"Smile, smile, smile," I poke Joey's cheeks and twiddle his ears. "Smile, big boy." ABC Song Book under one arm, he relents, splits a grin. I smile. "Good job, go play." He thumps off in pudgy bare feet.
"Why do you do that?" Jane says. I stand to full height. There at the old black table, she watches me. I slide next to her on the bench. That speckled gray sweater Great-Grammie made years ago, a pair of blue jeans, a pile of schoolwork, she pauses in natural habitat to fish an answer out of my face.
"We know how to smile when we don't really want to," I say, "like just make your face do it, but he doesn't." I picture again his impish frown, the whiny cock of his head, the way he clutched the sing-song-book and almost mouthed the word NO though no one was there. I see the same reel playing behind Jane's eyes, as if we are reviewing the same footage.
"Oh," she says. "He thinks your feelings control your face. But we know your face controls your feelings." She gives a half nod, almost a salute, agreement, as if joining a team.
"Yeah," I say. That schoolwork bunched up around us, Jack galloping through math drill an arm's length away, and for a moment, the whole lens of learning leans in on the polestar of Joe's face.
Smile.
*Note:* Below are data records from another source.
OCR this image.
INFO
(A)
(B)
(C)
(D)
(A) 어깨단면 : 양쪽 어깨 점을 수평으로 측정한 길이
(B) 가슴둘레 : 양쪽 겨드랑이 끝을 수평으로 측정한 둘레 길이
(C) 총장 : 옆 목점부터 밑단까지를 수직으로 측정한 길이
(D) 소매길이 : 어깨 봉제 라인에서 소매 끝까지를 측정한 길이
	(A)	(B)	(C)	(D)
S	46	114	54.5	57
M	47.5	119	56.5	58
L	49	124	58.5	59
Make yourself do it. Let the tail feathers of emotion fold perfectly under your wings.
Something placid and full, like a rising moon, rests on Jane's face. She glides through the work like an open sail.
5395. "This has STRAWBERRIES in everyone," Myra chimes over my lentil soup garnished with salsa.
5396. We have dinner with my parents, the night a perfect circle of love.
5397. Dad tells Mom to buy treats for the Air Show, so we shop together. We make a pitstop at the park to sketch iris.
5398. Craig's Mom brings up a flat of fennel she let sit under the warming love of her greenhouse.
5399. Craig's grammie turns 99, a real gem of a woman.
5400. We meet for the annual Air Show on a blanket in a field near the end of the runway. The airplane army on precision display, the children's mouths drop open. They cheer. They cry. They laugh and point. The thunder crack of their engines rattles our chests.
5401. Tears fill my eyes. The honor of men and women willing to die for our freedom fills me with gratitude and salute. Honor.
5402. My baby brother turns 30. He makes it look like the perfect age, does it every year.
5403. I plant the rest of our garden except for a few marigold. A wholesome season of growth begins. I check it every morning.
5404. I finish Great Expectations. The ending surprises me.
5405. We reel in the week, prepare for the next. A fermata of enjoyment separates the the two.